Exacerbation of degeneration by suppression of de novo synthesis, which we found both genetically and pharmacologically, is consistent with the idea that the brain may compensate for inaccessible ceramide pools by increasing de novo production. If this is the case, rescue should be seen in backgrounds where less ceramide is broken down to sphingosine, and more is recycled from CerPE by the nSMase homolog, exactly as we observe. Mutants in sphingosine lyase in the mouse show the converse: de novo sphingolipid synthesis is down-regulated to compensate for an excess of salvaged ceramides40. That this also promotes degeneration implies that the balance of ceramides in the brain from de novo synthesis vs. salvage is important for neuronal survival.
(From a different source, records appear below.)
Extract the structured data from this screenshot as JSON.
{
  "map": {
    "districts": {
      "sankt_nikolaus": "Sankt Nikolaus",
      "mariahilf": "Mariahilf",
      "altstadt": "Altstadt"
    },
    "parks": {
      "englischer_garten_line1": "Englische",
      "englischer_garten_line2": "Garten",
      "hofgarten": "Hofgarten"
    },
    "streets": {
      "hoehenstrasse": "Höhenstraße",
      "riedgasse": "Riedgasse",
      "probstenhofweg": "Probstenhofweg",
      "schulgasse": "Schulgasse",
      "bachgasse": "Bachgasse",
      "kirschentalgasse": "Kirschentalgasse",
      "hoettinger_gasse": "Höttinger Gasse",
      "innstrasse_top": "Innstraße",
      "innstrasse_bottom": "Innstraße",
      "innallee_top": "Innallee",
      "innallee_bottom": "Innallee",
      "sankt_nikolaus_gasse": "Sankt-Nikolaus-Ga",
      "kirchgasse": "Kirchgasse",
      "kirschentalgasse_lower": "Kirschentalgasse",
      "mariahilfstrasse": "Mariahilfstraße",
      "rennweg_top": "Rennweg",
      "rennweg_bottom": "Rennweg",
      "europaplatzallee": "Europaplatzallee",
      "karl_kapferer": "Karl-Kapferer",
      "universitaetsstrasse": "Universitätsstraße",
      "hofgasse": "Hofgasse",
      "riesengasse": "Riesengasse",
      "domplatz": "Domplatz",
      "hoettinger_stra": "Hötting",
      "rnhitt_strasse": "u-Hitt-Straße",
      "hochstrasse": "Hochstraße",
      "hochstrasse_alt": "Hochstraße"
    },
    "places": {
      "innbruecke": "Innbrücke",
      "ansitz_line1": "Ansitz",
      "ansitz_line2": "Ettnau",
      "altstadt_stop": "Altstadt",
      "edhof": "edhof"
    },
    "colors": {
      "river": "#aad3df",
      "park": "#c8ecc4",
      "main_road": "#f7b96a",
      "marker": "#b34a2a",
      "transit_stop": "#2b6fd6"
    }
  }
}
Elevated (stored) ceramides may be inaccessible to some signaling pathways in bchs brains, since we see a consistent decrease in p-MKK4, even though this MAPK component is thought to be activated by ceramide48. p-Akt was also lower, however, as one would expect when ceramides are increased. Notably, both p-MKK4 and p-Akt are restored to normal levels, when the rescuing slab2 (CDase-) or nSMase backgrounds are introduced. This is presumably associated with the improved autophagic clearance also observed in these backgrounds when combined with bchs. Since ceramide is known to trigger JNK and reduce p-Akt by PP2A activation3,49, increased ceramide levels can cause neurons to die apoptotically. Alternatively, JNK can also phosphorylate Bcl2, leading to release of the beclin/Bcl2 complex, and autophagic initiation11. Stress-associated increases in p-JNK signaling may upregulate autophagy, even though this autophagy may be ineffectual, as seen in bchs. All of these effects are consistent with phenotypes we observe in bchs, including the defective clearance of Ref(2)p/p62-compartments, ceramide storage, increased p-eIF2α and p-JNK stress signaling, and decreased p-Akt. We postulate that when these stress pathways in bchs are blocked, e.g. by suppression of de novo ceramide synthesis via spt2 mutation or pharmacological inhibition, this leads to an inadequate response to these stresses while Akt-driven growth signals persist, and these conflicting signals exacerbate neurodegeneration.
The strong rescue of bchs neuronal survival and Akt/MAPK signaling by CDase loss may seem paradoxical when both of these genotypes have similar phenotypes (in terms of ceramide increase as well as signaling defects); such genetic interactions, however, are typical for genes that mutually oppose each other, suggesting that Bchs activity may suppress CDase. Consistent with this possibility, creating the opposite genetic situation via CDase overexpression, instead exacerbates degeneration, loss of p-Akt, and ER stress in bchs. Bchs’ known autophagic function has been limited to the clearance of aggregated proteins, but since lipids also recycle by autophagy50, and BODIPY-ceramide accumulates in autophagosomes in bchs neurons, it is conceivable that Bchs has a role in controlling ceramide turnover via CDase.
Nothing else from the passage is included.